David Ragan: Granted his release from RFR because of lack of sponsorship following UPS's departure, Ragan offers a less-laurelled, but less-controversial alternative to Busch. Ragan is malleable as a personality, something a corporate entity would covet. More wins would help, and although he won in Sprint Cup for the first time at Daytona this summer, the 26-year-old could have increased his marketability greatly had he not made a crucial late restart mistake that cost him the lead in the Daytona 500. Ragan was widely rumored to be Penske-bound until Allmendinger was freed, and he reportedly has a deal with Phoenix Racing pending sponsorship that has yet to materialize.

Intriguing theoretical scenario: Roush's tendrils extend throughout the Ford effort in NASCAR, so keeping him in camp with Petty in the No. 43 makes a great deal of sense. Some company will need to write checks, however, if RPM is to stay a two-car team. RPM chief executive officer Brian Moffitt said the team believes "there are several very talented drivers who are still available and would embrace the opportunity to" replace Allmendinger.

David Reutimann: The 41-year-old two-time Sprint Cup winner slogged through a horrid season (28th in points) after winning once in each of the previous two seasons. He also learned what long-term relationships are worth when Michael Waltrip put himself and Mark Martin in Reutimann's ride for 2012. Waltrip said sponsor Aaron's spurred the move. A stocked free-agent market will make finding a new, quality ride tough for Reutimann, who made all of his 171 Cup starts for Michael Waltrip Racing.

Intriguing theoretical scenario: Phoenix Racing for an all-Florida bid? No, not very intriguing and very theoretical.

Brian Vickers: Left adrift with the demise of Red Bull Racing, his home since leaving Hendrick Motorsports in 2007, Vickers, 28, is in career limbo.
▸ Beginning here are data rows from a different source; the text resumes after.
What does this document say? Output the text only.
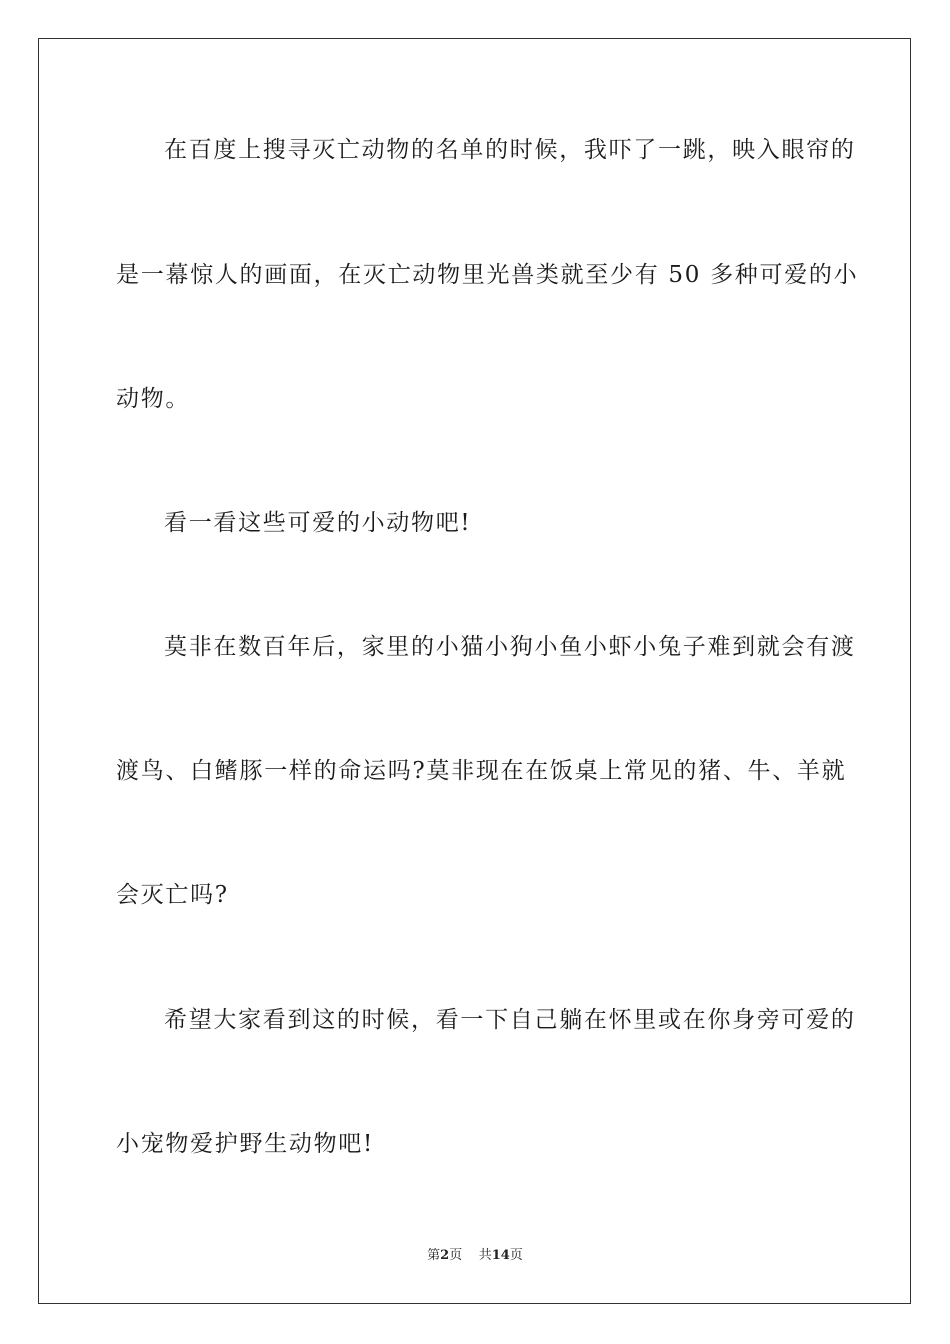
在百度上搜寻灭亡动物的名单的时候，我吓了一跳，映入眼帘的
是一幕惊人的画面，在灭亡动物里光兽类就至少有 50 多种可爱的小
动物。
看一看这些可爱的小动物吧!
莫非在数百年后，家里的小猫小狗小鱼小虾小兔子难到就会有渡
渡鸟、白鳍豚一样的命运吗?莫非现在在饭桌上常见的猪、牛、羊就
会灭亡吗?
希望大家看到这的时候，看一下自己躺在怀里或在你身旁可爱的
小宠物爱护野生动物吧!
第2页 共14页
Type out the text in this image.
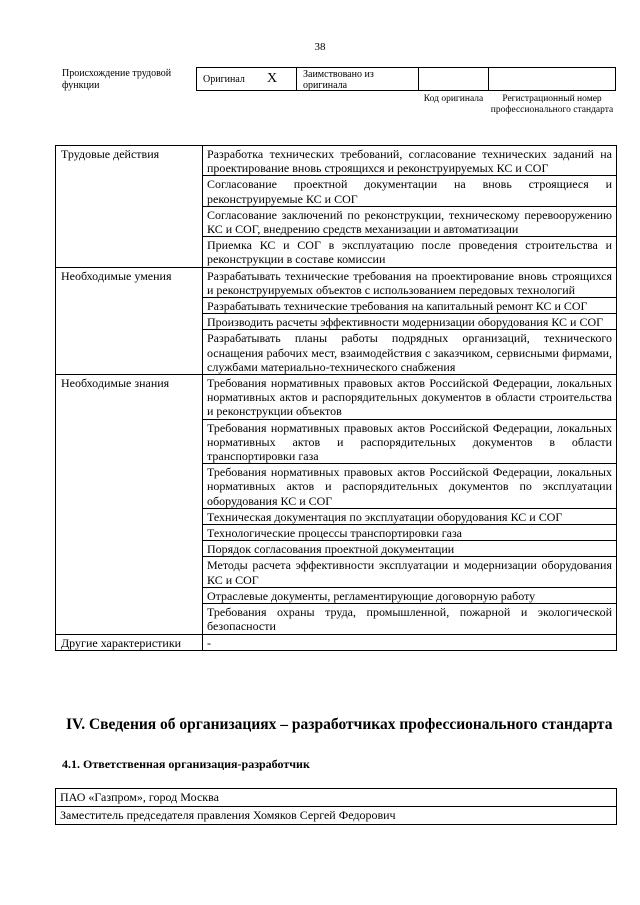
38
Происхождение трудовой функции
Оригинал X	Заимствовано из оригинала
Код оригинала	Регистрационный номер профессионального стандарта
Трудовые действия	Разработка технических требований, согласование технических заданий на проектирование вновь строящихся и реконструируемых КС и СОГ
	Согласование проектной документации на вновь строящиеся и реконструируемые КС и СОГ
	Согласование заключений по реконструкции, техническому перевооружению КС и СОГ, внедрению средств механизации и автоматизации
	Приемка КС и СОГ в эксплуатацию после проведения строительства и реконструкции в составе комиссии
Необходимые умения	Разрабатывать технические требования на проектирование вновь строящихся и реконструируемых объектов с использованием передовых технологий
	Разрабатывать технические требования на капитальный ремонт КС и СОГ
	Производить расчеты эффективности модернизации оборудования КС и СОГ
	Разрабатывать планы работы подрядных организаций, технического оснащения рабочих мест, взаимодействия с заказчиком, сервисными фирмами, службами материально-технического снабжения
Необходимые знания	Требования нормативных правовых актов Российской Федерации, локальных нормативных актов и распорядительных документов в области строительства и реконструкции объектов
	Требования нормативных правовых актов Российской Федерации, локальных нормативных актов и распорядительных документов в области транспортировки газа
	Требования нормативных правовых актов Российской Федерации, локальных нормативных актов и распорядительных документов по эксплуатации оборудования КС и СОГ
	Техническая документация по эксплуатации оборудования КС и СОГ
	Технологические процессы транспортировки газа
	Порядок согласования проектной документации
	Методы расчета эффективности эксплуатации и модернизации оборудования КС и СОГ
	Отраслевые документы, регламентирующие договорную работу
	Требования охраны труда, промышленной, пожарной и экологической безопасности
Другие характеристики	-
IV. Сведения об организациях – разработчиках профессионального стандарта
4.1. Ответственная организация-разработчик
ПАО «Газпром», город Москва
Заместитель председателя правления Хомяков Сергей Федорович
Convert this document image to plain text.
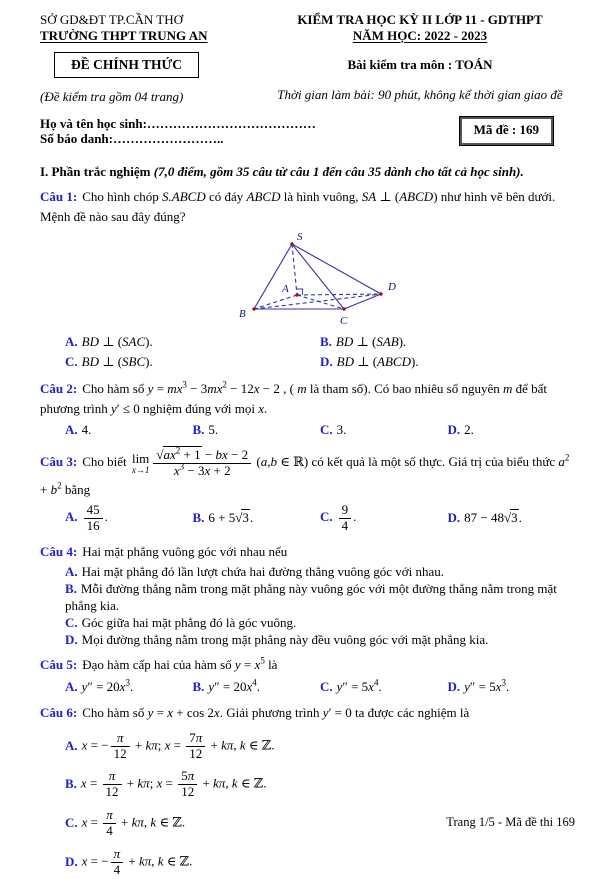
SỞ GD&ĐT TP.CẦN THƠ
TRƯỜNG THPT TRUNG AN
ĐỀ CHÍNH THỨC
(Đề kiểm tra gồm 04 trang)
KIỂM TRA HỌC KỲ II LỚP 11 - GDTHPT
NĂM HỌC: 2022 - 2023
Bài kiểm tra môn : TOÁN
Thời gian làm bài: 90 phút, không kể thời gian giao đề
Họ và tên học sinh:…………………………………
Số báo danh:……………………..
Mã đề : 169
I. Phần trắc nghiệm (7,0 điểm, gồm 35 câu từ câu 1 đến câu 35 dành cho tất cả học sinh).
Câu 1: Cho hình chóp S.ABCD có đáy ABCD là hình vuông, SA ⊥ (ABCD) như hình vẽ bên dưới. Mệnh đề nào sau đây đúng?
S
A
B
C
D
A. BD ⊥ (SAC).	B. BD ⊥ (SAB).
C. BD ⊥ (SBC).	D. BD ⊥ (ABCD).
Câu 2: Cho hàm số $y = mx^3 - 3mx^2 - 12x - 2$ , ( m là tham số). Có bao nhiêu số nguyên m để bất phương trình y′ ≤ 0 nghiệm đúng với mọi x.
A. 4.	B. 5.	C. 3.	D. 2.
Câu 3: Cho biết lim
$x\to 1 \frac{√ax^2 + 1 - bx - 2}{x^3 - 3x + 2} (a,b$ ∈ ℝ) có kết quả là một số thực. Giá trị của biểu thức $a^2 + b^2$ bằng
A. $\frac{45}{16}$ .	B. 6 + 5√3.	C. $\frac{9}{4}$ .	D. 87 − 48√3.
Câu 4: Hai mặt phẳng vuông góc với nhau nếu
A. Hai mặt phẳng đó lần lượt chứa hai đường thẳng vuông góc với nhau.
B. Mỗi đường thẳng nằm trong mặt phẳng này vuông góc với một đường thẳng nằm trong mặt phẳng kia.
C. Góc giữa hai mặt phẳng đó là góc vuông.
D. Mọi đường thẳng nằm trong mặt phẳng này đều vuông góc với mặt phẳng kia.
Câu 5: Đạo hàm cấp hai của hàm số $y = x^5$ là
A. $y'' = 20x^3$.	B. $y'' = 20x^4$.	C. $y'' = 5x^4$.	D. $y'' = 5x^3$.
Câu 6: Cho hàm số y = x + cos 2x. Giải phương trình y′ = 0 ta được các nghiệm là
A. x = − $\frac{\pi}{12} + k\pi$; $x = \frac{7\pi}{12} + k\pi$, k ∈ ℤ.
B. $x = \frac{\pi}{12} + k\pi$; $x = \frac{5\pi}{12} + k\pi$, k ∈ ℤ.
C. $x = \frac{\pi}{4} + k\pi$, k ∈ ℤ.
D. x = − $\frac{\pi}{4} + k\pi$, k ∈ ℤ.
Trang 1/5 - Mã đề thi 169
His comeback from a circulatory problem in 2010 was impressive, but his 2011 season was mundane, with a 25th-place points finish.

Intriguing theoretical scenario: A Russian oil billionaire wants to enter the series with Roush Fenway and Vickers as driver of the resuscitated No. 6 Ford program, forcing Vickers and Kenseth -- who had several on-track incidents at the end of the season -- to pose for lots of pictures together.